WisdomTree hits back at shareholders pushing for a proxy fight

Accusing one of being driven by his ‘outsized ego’ and ‘personal animosity’ towards its CEO

WisdomTree’s board has made a public show of support for CEO Jonathan Steinberg after the ETF/ETP sponsor’s largest shareholder and an activist investor urged for his removal, a shake-up of the business and backed out of a cooperation agreement at the last moment.

As reported by ESG Clarity‘s sister title Portfolio Adviser in March, in an open letter to shareholders, ETFS Capital and Lion Point claimed WisdomTree’s “destruction of invested capital, inability to align its cost structure to industry benchmarks and failure to grow assets under management in line with its competitors” are to blame for “poor stockholder returns and stagnating valuation metrics”.

It further accused Steinberg and his management team of “destroying” $400m of the company’s current market value.

In a formal rebuttal, published 5 May, WisdomTree said it had held 13 meetings “over the past few months” where the board had “negotiated in good faith” with the principal of Lion Point, Cristiano Amoruso, in a bid to reach “a mutually agreeable cooperation agreement that would avert a costly, distracting and unnecessary proxy contest”.

But on 4 May, hours before it was to be announced, “ETFS and Lion Point abruptly abandoned the agreement and instead issued an open letter grossly mischaracterising both the nature of the agreement and the negotiations,” Wisdomtree said.

WisdomTree board chair Frank Salerno said: “A cooperation agreement with ETFS and Lion Point would have been a win for all stockholders.

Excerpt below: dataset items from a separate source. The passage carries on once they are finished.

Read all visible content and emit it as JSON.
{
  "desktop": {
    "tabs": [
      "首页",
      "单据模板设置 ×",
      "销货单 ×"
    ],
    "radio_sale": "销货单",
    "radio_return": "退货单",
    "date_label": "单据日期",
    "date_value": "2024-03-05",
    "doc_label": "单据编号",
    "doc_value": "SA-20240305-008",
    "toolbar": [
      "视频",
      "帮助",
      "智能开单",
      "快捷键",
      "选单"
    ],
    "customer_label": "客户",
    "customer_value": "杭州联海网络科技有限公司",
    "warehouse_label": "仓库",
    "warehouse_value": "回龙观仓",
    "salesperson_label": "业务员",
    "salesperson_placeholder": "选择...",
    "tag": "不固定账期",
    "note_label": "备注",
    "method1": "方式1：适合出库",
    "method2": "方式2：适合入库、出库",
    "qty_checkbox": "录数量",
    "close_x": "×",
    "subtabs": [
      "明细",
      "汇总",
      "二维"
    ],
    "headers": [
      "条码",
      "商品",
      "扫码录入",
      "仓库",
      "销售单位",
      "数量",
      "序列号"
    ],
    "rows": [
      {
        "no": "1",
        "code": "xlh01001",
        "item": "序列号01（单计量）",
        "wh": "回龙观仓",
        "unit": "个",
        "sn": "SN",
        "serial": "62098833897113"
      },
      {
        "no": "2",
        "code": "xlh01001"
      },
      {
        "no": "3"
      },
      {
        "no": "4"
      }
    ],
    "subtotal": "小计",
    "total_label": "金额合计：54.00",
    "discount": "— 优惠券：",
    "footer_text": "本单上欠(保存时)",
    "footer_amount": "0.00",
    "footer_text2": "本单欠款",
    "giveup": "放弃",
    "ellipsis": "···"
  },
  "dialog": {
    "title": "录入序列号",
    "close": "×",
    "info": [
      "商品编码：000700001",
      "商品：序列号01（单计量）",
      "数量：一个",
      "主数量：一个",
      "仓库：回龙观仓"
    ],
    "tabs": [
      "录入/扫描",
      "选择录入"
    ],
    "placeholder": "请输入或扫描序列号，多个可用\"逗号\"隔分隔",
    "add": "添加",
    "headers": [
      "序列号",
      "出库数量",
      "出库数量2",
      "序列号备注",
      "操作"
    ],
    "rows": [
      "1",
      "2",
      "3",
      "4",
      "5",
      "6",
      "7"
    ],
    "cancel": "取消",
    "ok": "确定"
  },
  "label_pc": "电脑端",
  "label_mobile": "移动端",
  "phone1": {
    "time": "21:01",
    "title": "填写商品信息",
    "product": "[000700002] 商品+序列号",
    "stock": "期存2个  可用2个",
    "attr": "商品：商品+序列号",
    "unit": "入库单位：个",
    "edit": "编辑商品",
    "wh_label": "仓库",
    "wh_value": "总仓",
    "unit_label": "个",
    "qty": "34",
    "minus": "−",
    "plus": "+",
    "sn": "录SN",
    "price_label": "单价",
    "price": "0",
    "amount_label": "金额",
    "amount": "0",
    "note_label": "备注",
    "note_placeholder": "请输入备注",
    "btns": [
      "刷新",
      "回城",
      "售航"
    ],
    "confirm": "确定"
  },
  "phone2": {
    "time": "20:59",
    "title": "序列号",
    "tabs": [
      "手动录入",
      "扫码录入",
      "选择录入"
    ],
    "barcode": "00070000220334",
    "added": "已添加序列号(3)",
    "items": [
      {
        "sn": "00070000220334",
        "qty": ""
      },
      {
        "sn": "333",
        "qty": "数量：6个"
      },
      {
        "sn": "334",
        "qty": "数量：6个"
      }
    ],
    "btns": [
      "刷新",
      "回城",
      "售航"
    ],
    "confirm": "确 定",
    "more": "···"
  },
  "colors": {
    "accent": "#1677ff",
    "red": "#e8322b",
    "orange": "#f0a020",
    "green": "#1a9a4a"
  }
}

We were shocked that, mere hours before its planned announcement, ETFS and Lion Point abruptly and irresponsibly discarded the cooperation agreement and announced their intention to engage in a proxy fight.

“Our negotiations with Lion Point, in which I was personally involved every step of the way, were so constructive and positive that I had, just days before, received a dinner invitation from Mr Amoruso, who himself expressed confidence in WisdomTree’s business direction and strategies.

“Unless Lion Point was always negotiating in bad faith, we can only conclude that Graham Tuckwell, the chairman and CEO of ETFS, deliberately derailed this agreement, placing his own personal agenda above the best interests of other stockholders, including his fellow activist.”

Pursuing a personal agenda

Tuckwell has been a shareholder since 2018, when the company he founded, ETF Securities, sold its European asset management business to WisdomTree.

He had agreed “to be a passive stockholder”, with his voting power capped at 10%.

“Since that time, he has chaffed at those restrictions, demanding numerous times to be added to the board,” WisdomTree said.

The firm said Tuckwell had been driven by “his outsized ego and personal animosity towards [Steinberg]”.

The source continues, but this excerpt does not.